Namun, pelanggaran oleh angkatan bersenjata negara kedaulatan Turki milik negara Irak dan integritas teritorialnya, melalui intervensi paksaan bersenjata di kota Mosul, dapat diatasi dalam bidang rasionalitas politik. Otoritas pemerintah Ankara telah menyatakan bahwa negara mereka menggunakan tentara untuk melindungi kepentingan politik dan ekonomi di kota Mosul, di Irak utara, ketika berperang melawan jihadis ISIS dan PKK. Pada tingkat politik murni, kota Mosul juga sangat penting bagi pemerintah Turki, tidak hanya untuk ISIS, yang terletak di Irak, tetapi juga untuk kehadiran PKK di daerah ini yang benar-benar mengancam keamanan nasional Turki. . Fakta bahwa PKK secara de facto mendirikan pemerintahan militer di Sinjar (sebuah kota kecil di Irak barat laut), setelah masuk untuk memerangi Negara Islam, disoroti. Intinya, perhatian utama otoritas pemerintah Turki adalah mengisi kekosongan kekuasaan yang muncul di Irak utara oleh PKK. Dengan kata lain, meskipun kota kecil Sinjar telah dibebaskan dari pendudukan ISIS, pemerintah Baghdad masih kekurangan kekuatan untuk dapat mengelola wilayah ini, meskipun, belakangan ini, pasukan militer Irak telah bereaksi keras terhadap DAESH atau ISIS, aktor non-negara.

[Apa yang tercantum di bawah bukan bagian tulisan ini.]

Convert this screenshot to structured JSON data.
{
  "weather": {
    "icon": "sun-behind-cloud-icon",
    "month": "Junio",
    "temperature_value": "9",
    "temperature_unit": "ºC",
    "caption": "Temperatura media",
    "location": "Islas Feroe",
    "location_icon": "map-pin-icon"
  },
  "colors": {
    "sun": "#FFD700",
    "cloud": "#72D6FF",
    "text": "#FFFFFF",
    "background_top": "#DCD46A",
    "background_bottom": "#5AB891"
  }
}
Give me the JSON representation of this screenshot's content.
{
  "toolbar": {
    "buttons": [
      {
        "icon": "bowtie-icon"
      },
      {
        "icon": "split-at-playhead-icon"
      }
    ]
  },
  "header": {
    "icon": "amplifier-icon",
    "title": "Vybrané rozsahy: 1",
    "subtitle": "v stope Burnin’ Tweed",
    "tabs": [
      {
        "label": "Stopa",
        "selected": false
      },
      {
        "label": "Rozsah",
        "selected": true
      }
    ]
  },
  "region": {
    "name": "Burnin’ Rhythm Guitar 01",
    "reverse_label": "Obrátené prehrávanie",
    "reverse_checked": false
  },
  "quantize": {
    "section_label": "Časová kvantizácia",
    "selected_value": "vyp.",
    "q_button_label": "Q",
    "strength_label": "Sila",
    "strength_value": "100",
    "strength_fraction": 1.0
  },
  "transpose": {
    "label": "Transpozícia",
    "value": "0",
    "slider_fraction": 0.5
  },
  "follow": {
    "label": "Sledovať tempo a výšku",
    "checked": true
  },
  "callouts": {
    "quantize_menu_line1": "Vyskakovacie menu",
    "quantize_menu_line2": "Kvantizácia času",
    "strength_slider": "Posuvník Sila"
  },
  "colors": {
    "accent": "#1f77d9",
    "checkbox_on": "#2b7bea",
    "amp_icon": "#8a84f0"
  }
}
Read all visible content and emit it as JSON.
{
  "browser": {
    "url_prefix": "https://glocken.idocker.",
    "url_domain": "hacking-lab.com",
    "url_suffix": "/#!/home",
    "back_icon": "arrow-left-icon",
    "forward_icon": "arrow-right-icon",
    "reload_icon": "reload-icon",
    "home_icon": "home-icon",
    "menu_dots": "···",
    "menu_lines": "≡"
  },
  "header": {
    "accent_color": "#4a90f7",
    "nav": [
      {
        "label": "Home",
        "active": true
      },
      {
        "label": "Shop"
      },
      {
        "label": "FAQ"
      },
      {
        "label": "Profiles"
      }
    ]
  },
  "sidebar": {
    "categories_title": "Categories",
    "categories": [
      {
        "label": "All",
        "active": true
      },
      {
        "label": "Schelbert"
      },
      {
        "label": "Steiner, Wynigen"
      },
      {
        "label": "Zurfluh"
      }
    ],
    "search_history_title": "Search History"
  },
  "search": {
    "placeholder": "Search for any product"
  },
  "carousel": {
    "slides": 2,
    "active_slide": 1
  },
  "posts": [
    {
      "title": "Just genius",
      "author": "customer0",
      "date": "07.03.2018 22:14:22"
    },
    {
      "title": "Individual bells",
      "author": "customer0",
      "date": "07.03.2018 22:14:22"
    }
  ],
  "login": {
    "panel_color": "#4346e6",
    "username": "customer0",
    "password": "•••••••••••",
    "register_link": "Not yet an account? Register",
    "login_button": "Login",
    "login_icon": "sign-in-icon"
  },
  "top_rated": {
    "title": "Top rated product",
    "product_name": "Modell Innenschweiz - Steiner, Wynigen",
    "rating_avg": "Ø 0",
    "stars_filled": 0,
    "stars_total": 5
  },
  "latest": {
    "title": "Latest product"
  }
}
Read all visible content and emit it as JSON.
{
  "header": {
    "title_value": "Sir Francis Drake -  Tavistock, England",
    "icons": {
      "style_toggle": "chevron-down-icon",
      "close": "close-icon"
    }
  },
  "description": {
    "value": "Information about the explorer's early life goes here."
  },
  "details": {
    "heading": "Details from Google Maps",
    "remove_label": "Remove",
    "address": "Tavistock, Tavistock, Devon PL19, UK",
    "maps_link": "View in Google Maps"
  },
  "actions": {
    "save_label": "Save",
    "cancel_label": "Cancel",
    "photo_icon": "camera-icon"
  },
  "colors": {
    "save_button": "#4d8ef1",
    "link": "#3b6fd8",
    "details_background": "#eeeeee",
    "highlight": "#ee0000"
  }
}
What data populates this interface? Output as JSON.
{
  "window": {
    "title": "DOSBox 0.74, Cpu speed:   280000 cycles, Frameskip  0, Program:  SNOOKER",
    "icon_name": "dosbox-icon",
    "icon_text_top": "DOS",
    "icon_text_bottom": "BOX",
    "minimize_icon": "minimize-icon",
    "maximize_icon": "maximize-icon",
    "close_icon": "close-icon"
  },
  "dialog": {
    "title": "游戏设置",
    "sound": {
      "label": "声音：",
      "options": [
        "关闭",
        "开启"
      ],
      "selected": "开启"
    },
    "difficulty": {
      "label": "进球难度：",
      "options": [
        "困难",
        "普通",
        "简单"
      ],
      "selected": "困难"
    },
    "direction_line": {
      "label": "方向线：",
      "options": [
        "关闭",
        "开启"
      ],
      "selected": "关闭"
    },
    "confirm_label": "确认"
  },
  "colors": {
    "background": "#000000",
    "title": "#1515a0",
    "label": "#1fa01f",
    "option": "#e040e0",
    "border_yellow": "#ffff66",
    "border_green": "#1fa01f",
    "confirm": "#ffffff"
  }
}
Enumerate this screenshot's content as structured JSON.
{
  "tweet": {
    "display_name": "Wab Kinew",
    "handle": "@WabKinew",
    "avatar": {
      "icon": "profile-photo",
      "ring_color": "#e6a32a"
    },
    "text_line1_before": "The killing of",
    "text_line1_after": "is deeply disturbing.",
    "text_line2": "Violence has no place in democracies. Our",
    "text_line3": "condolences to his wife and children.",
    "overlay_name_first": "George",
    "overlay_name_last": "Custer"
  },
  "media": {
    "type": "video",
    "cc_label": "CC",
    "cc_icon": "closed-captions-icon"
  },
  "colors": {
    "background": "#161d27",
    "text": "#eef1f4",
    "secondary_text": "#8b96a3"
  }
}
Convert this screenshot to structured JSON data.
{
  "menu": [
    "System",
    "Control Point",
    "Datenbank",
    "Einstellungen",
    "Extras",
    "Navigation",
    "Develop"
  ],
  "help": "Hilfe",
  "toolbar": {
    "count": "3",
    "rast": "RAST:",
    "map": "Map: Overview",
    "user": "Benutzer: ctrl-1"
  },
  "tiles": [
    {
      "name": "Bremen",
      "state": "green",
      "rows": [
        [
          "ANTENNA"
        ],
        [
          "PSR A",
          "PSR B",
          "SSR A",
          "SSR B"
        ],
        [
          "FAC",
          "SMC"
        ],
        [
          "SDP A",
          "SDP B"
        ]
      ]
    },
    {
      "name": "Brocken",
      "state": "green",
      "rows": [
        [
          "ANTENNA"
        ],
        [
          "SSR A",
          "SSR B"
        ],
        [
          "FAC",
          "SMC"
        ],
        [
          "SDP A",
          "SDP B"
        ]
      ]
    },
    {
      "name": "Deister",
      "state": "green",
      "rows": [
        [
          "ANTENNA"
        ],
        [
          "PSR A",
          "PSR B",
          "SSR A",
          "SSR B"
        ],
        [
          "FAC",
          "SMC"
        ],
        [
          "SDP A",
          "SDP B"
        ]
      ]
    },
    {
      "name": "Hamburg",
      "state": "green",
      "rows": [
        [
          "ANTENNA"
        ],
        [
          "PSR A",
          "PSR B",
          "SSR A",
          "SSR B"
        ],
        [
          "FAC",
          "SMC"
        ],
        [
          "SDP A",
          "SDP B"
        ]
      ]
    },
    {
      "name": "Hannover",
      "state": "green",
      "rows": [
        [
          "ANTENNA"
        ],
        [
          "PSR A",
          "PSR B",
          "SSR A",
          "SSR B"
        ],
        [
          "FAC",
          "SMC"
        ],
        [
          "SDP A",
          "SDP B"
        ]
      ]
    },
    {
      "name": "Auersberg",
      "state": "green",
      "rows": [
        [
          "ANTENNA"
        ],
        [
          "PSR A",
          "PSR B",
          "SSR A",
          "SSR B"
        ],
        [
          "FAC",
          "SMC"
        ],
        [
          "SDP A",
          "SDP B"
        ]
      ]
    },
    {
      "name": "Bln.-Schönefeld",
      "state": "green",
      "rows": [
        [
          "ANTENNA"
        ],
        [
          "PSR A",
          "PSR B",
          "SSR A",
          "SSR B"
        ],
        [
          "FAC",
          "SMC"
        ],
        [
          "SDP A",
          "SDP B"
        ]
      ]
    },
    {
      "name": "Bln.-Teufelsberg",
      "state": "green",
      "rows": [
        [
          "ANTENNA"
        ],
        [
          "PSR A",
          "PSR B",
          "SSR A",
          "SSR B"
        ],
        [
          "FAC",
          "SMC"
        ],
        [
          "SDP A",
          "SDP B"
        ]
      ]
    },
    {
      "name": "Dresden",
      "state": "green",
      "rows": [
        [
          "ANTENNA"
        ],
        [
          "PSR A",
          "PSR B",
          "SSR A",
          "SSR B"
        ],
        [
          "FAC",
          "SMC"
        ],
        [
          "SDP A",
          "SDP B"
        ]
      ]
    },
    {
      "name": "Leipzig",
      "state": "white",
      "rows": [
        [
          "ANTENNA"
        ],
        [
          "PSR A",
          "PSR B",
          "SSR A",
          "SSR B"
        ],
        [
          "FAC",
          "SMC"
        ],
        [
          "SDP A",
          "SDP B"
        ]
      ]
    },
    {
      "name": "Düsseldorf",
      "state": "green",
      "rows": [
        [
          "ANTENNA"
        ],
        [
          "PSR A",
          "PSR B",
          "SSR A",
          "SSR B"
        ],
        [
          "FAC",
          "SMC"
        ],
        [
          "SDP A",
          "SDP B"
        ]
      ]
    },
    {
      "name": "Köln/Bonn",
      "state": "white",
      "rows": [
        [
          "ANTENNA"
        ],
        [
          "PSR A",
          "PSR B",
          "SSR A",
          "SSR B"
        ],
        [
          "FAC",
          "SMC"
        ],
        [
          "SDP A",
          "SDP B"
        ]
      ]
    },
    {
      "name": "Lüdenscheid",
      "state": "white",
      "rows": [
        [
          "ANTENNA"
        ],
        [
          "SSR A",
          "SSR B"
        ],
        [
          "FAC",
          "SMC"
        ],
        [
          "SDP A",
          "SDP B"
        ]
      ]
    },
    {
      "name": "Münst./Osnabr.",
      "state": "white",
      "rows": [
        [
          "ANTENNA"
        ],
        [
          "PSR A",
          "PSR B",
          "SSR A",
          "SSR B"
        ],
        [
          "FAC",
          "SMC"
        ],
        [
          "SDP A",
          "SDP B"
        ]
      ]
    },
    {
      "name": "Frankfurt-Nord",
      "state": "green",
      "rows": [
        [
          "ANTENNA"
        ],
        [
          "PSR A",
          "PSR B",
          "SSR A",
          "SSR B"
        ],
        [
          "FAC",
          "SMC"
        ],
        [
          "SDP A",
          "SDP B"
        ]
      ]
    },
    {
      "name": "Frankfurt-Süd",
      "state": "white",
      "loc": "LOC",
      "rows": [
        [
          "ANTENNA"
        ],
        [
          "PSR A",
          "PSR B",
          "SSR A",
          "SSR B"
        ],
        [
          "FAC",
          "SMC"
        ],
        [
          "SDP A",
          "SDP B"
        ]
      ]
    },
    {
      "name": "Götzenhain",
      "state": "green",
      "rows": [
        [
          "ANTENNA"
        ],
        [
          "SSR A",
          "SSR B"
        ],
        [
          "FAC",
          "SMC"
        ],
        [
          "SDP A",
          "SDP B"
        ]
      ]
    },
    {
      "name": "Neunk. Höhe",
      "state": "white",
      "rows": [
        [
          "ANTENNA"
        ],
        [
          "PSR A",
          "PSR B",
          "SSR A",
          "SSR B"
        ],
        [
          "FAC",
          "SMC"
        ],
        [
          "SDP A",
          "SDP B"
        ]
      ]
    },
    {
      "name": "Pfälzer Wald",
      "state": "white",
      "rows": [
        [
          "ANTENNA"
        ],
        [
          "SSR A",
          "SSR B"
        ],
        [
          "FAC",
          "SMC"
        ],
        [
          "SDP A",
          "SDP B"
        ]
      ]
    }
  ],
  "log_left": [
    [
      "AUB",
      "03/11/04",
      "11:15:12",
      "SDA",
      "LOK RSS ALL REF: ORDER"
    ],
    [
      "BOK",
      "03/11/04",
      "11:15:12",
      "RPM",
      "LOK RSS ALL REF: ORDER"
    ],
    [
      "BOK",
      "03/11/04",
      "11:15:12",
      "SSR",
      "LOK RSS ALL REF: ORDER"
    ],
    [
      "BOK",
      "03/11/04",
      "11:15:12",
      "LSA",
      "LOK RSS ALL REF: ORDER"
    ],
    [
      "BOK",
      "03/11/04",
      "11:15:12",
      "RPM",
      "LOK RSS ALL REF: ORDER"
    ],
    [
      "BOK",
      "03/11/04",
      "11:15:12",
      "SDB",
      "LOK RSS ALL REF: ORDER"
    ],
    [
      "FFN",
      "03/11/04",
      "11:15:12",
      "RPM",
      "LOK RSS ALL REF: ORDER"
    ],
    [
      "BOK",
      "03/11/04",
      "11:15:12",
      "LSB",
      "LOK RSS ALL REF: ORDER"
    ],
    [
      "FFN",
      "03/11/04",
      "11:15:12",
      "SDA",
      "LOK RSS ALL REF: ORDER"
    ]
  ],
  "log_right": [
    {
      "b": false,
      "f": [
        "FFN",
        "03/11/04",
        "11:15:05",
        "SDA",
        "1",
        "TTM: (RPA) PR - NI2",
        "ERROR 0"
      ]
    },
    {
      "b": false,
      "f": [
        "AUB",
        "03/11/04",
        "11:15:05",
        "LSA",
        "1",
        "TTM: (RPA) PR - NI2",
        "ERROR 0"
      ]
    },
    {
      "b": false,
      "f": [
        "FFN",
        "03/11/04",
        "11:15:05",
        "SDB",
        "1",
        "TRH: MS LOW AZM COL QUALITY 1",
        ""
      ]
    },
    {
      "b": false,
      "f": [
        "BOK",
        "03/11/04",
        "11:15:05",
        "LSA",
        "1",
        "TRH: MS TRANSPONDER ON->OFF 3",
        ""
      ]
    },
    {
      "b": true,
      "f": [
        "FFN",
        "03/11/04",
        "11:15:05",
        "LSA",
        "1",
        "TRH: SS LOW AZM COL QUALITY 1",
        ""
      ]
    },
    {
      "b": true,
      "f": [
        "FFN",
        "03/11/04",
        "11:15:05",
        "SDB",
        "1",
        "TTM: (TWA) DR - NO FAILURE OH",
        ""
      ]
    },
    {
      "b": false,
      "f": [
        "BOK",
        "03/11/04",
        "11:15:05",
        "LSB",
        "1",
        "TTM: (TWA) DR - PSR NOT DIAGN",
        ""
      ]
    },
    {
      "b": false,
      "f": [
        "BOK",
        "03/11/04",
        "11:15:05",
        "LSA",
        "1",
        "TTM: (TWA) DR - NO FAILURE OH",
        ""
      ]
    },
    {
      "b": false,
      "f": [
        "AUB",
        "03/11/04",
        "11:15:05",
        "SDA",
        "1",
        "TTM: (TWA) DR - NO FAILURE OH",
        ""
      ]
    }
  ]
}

Dari sudut pandang hukum, Mahkamah Internasional (ICJ) sendiri mengindikasikan, dalam hukuman yang terkenal di selat CorfUM di 1949, yang aktornya adalah Inggris dan Albania, bahwa dugaan hak intervensi adalah manifestasi kebijakan kekerasan, seperti yang terjadi di masa lalu, yang telah menimbulkan serangkaian pelanggaran dan yang tidak dapat menemukan posisi dalam struktur hukum internasional. Sebagai akibatnya, penghormatan dari pihak Negara-negara merdeka bahwa harus ada kedaulatan dan integritas Negara lain merupakan fondasi dari hubungan antar Negara. Oleh karena itu, dapat diperdebatkan bahwa dari sudut pandang politik, intervensi pasukan militer Turki di kota Mosul, meskipun telah ditempatkan di hadapan aksi teroris militan separatis PKK selama bertahun-tahun, tidak dapat ditutupi oleh penerimaan sebagai dasar pembenaran untuk intervensi ini. Namun, dalam kasus ini, hukum internasional menghambat intervensi ini dalam semua keadaan. Harus juga dikatakan bahwa pemerintah Irak mendapati dirinya tidak mampu mengambil tindakan terhadap PKK yang telah menduduki jalur teritorial Irak di wilayah Sinjar, melanggar kedaulatan absolut negara Irak. Intinya, konsolidasi PKK, yang ada di wilayah Irak, menunjukkan fakta bahwa keamanan nasional negara Turki tidak dapat dihindari akan menjadi ancaman. Dari sudut pandang ini, dapat dikatakan bahwa intervensi angkatan bersenjata Turki di wilayah Irak, berdasarkan pada hak untuk pertahanan yang sah, dapat dimotivasi oleh ketidakmampuan dan keengganan Negara tempat tinggal Irak untuk mengambil tindakan yang diperlukan untuk mati lemas dan cegah ancaman yang datang dari kelompok-kelompok bersenjata yang berada dalam lingkup aktor non-negara. Namun, seperti yang dikatakan CIG, tidak ada aturan hukum internasional umum yang memungkinkan Negara lain untuk menggunakan hak atas pertahanan yang sah berdasarkan penilaiannya sendiri atas situasi tersebut. Ini berarti bahwa IGC telah menolak kriteria kurangnya kemauan atau ketidakmampuan, yang tidak termasuk dalam lingkup hukum kebiasaan internasional.